The Adaptive City, an essay by Dan Hill
“However, these urban informatics do become manifest in the built fabric nonetheless; they have a potential physical presence, as the model is only partly concerned with drawing data from the city. It also feeds it back. Urban information design emerges in a call-and-response relationship with informatics, filtering and describing these patterns for the benefit of citizens and machines.
The invisible becomes visible, as the impact of people on their urban environment can be understood in real-time. Citizens turn off taps earlier, watching their water use patterns improve immediately. Buildings can share resources across differing peaks in their energy and resource loading. Road systems can funnel traffic via speed limits and traffic signals in order to route around congestion. Citizens take public transport rather than private where possible, as the real-time road pricing makes the true cost of private car usage quite evident. The presence of mates in a bar nearby alerts others to their proximity, irrespective of traditional spatial boundaries. Citizens can not only explore proposed designs for their environment, but now have a shared platform for proposing their own. They can plug in their own data sources, effectively hacking the model by augmenting or processing the feeds they’re concerned with.
If a group of interested parents suspect that a small playground added to the corner of their block might improve the health of their kids, with knock-ons for nearby educational facilities, cafés and the natural safety of a more active street, they can wrangle these previously indiscernible causal relationships into a prototype and test their new designs, garnering the requisite public engagement along the way.

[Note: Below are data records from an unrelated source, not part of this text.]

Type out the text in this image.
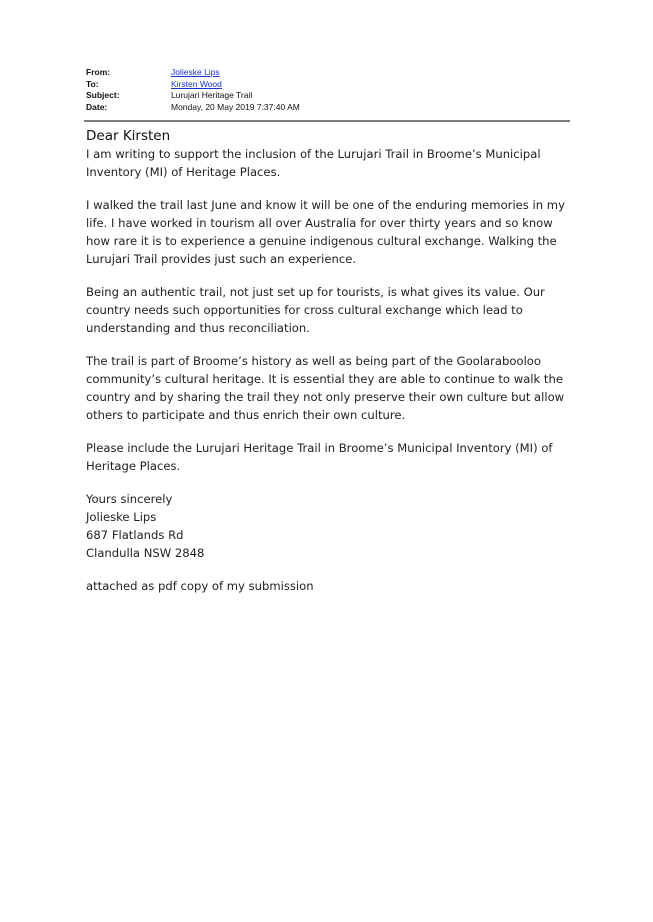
From:	Jolieske Lips
To:	Kirsten Wood
Subject:	Lurujari Heritage Trail
Date:	Monday, 20 May 2019 7:37:40 AM

Dear Kirsten

I am writing to support the inclusion of the Lurujari Trail in Broome’s Municipal Inventory (MI) of Heritage Places.

I walked the trail last June and know it will be one of the enduring memories in my life. I have worked in tourism all over Australia for over thirty years and so know how rare it is to experience a genuine indigenous cultural exchange. Walking the Lurujari Trail provides just such an experience.

Being an authentic trail, not just set up for tourists, is what gives its value. Our country needs such opportunities for cross cultural exchange which lead to understanding and thus reconciliation.

The trail is part of Broome’s history as well as being part of the Goolarabooloo community’s cultural heritage. It is essential they are able to continue to walk the country and by sharing the trail they not only preserve their own culture but allow others to participate and thus enrich their own culture.

Please include the Lurujari Heritage Trail in Broome’s Municipal Inventory (MI) of Heritage Places.

Yours sincerely
Jolieske Lips
687 Flatlands Rd
Clandulla NSW 2848

attached as pdf copy of my submission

Everyday design could become a conversation within social software networks, and citizens have data and tools that urban designers can only dream of. In fact, professional urban designers have this data too, and thus their practice is transformed.” […]

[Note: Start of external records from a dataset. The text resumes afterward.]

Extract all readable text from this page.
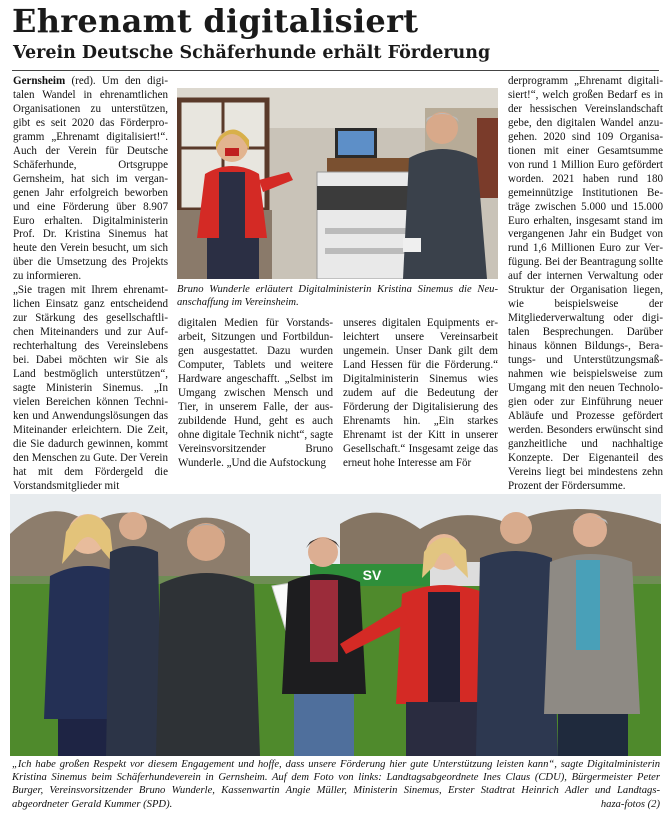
Ehrenamt digitalisiert
Verein Deutsche Schäferhunde erhält Förderung

Gernsheim (red). Um den digitalen Wandel in ehrenamtlichen Organisationen zu unterstützen, gibt es seit 2020 das Förderprogramm „Ehrenamt digitalisiert!“. Auch der Verein für Deutsche Schäferhunde, Ortsgruppe Gernsheim, hat sich im vergangenen Jahr erfolgreich beworben und eine Förderung über 8.907 Euro erhalten. Digitalministerin Prof. Dr. Kristina Sinemus hat heute den Verein besucht, um sich über die Umsetzung des Projekts zu informieren.

„Sie tragen mit Ihrem ehrenamtlichen Einsatz ganz entscheidend zur Stärkung des gesellschaftlichen Miteinanders und zur Aufrechterhaltung des Vereinslebens bei. Dabei möchten wir Sie als Land bestmöglich unterstützen“, sagte Ministerin Sinemus. „In vielen Bereichen können Techniken und Anwendungslösungen das Miteinander erleichtern. Die Zeit, die Sie dadurch gewinnen, kommt den Menschen zu Gute. Der Verein hat mit dem Fördergeld die Vorstandsmitglieder mit

Bruno Wunderle erläutert Digitalministerin Kristina Sinemus die Neuanschaffung im Vereinsheim.

digitalen Medien für Vorstandsarbeit, Sitzungen und Fortbildungen ausgestattet. Dazu wurden Computer, Tablets und weitere Hardware angeschafft. „Selbst im Umgang zwischen Mensch und Tier, in unserem Falle, der auszubildende Hund, geht es auch ohne digitale Technik nicht“, sagte Vereinsvorsitzender Bruno Wunderle. „Und die Aufstockung

unseres digitalen Equipments erleichtert unsere Vereinsarbeit ungemein. Unser Dank gilt dem Land Hessen für die Förderung.“ Digitalministerin Sinemus wies zudem auf die Bedeutung der Förderung der Digitalisierung des Ehrenamts hin. „Ein starkes Ehrenamt ist der Kitt in unserer Gesellschaft.“ Insgesamt zeige das erneut hohe Interesse am För

derprogramm „Ehrenamt digitalisiert!“, welch großen Bedarf es in der hessischen Vereinslandschaft gebe, den digitalen Wandel anzugehen. 2020 sind 109 Organisationen mit einer Gesamtsumme von rund 1 Million Euro gefördert worden. 2021 haben rund 180 gemeinnützige Institutionen Beträge zwischen 5.000 und 15.000 Euro erhalten, insgesamt stand im vergangenen Jahr ein Budget von rund 1,6 Millionen Euro zur Verfügung. Bei der Beantragung sollte auf der internen Verwaltung oder Struktur der Organisation liegen, wie beispielsweise der Mitgliederverwaltung oder digitalen Besprechungen. Darüber hinaus können Bildungs-, Beratungs- und Unterstützungsmaßnahmen wie beispielsweise zum Umgang mit den neuen Technologien oder zur Einführung neuer Abläufe und Prozesse gefördert werden. Besonders erwünscht sind ganzheitliche und nachhaltige Konzepte. Der Eigenanteil des Vereins liegt bei mindestens zehn Prozent der Fördersumme.

SV
„Ich habe großen Respekt vor diesem Engagement und hoffe, dass unsere Förderung hier gute Unterstützung leisten kann“, sagte Digitalministerin Kristina Sinemus beim Schäferhundeverein in Gernsheim. Auf dem Foto von links: Landtagsabgeordnete Ines Claus (CDU), Bürgermeister Peter Burger, Vereinsvorsitzender Bruno Wunderle, Kassenwartin Angie Müller, Ministerin Sinemus, Erster Stadtrat Heinrich Adler und Landtagsabgeordneter Gerald Kummer (SPD).	haza-fotos (2)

“The new technologies of urban informatics and city information modelling enable citizens to reflect on their city, engage in the design, adapt their behaviour and the city around them. It could well lead to a new understanding and a new respect, and so to a new city.”
Dan Hill is a senior consultant at the renowned and highly innovative engineering firm Arup. Prior to that, he was the director of web and broadcast at Monocle and the head of interactive technology and design at the BBC.
The essay will be published in the exhibition catalogue for Urban Play, a project Scott Burnham conceived and then developed with Droog Design.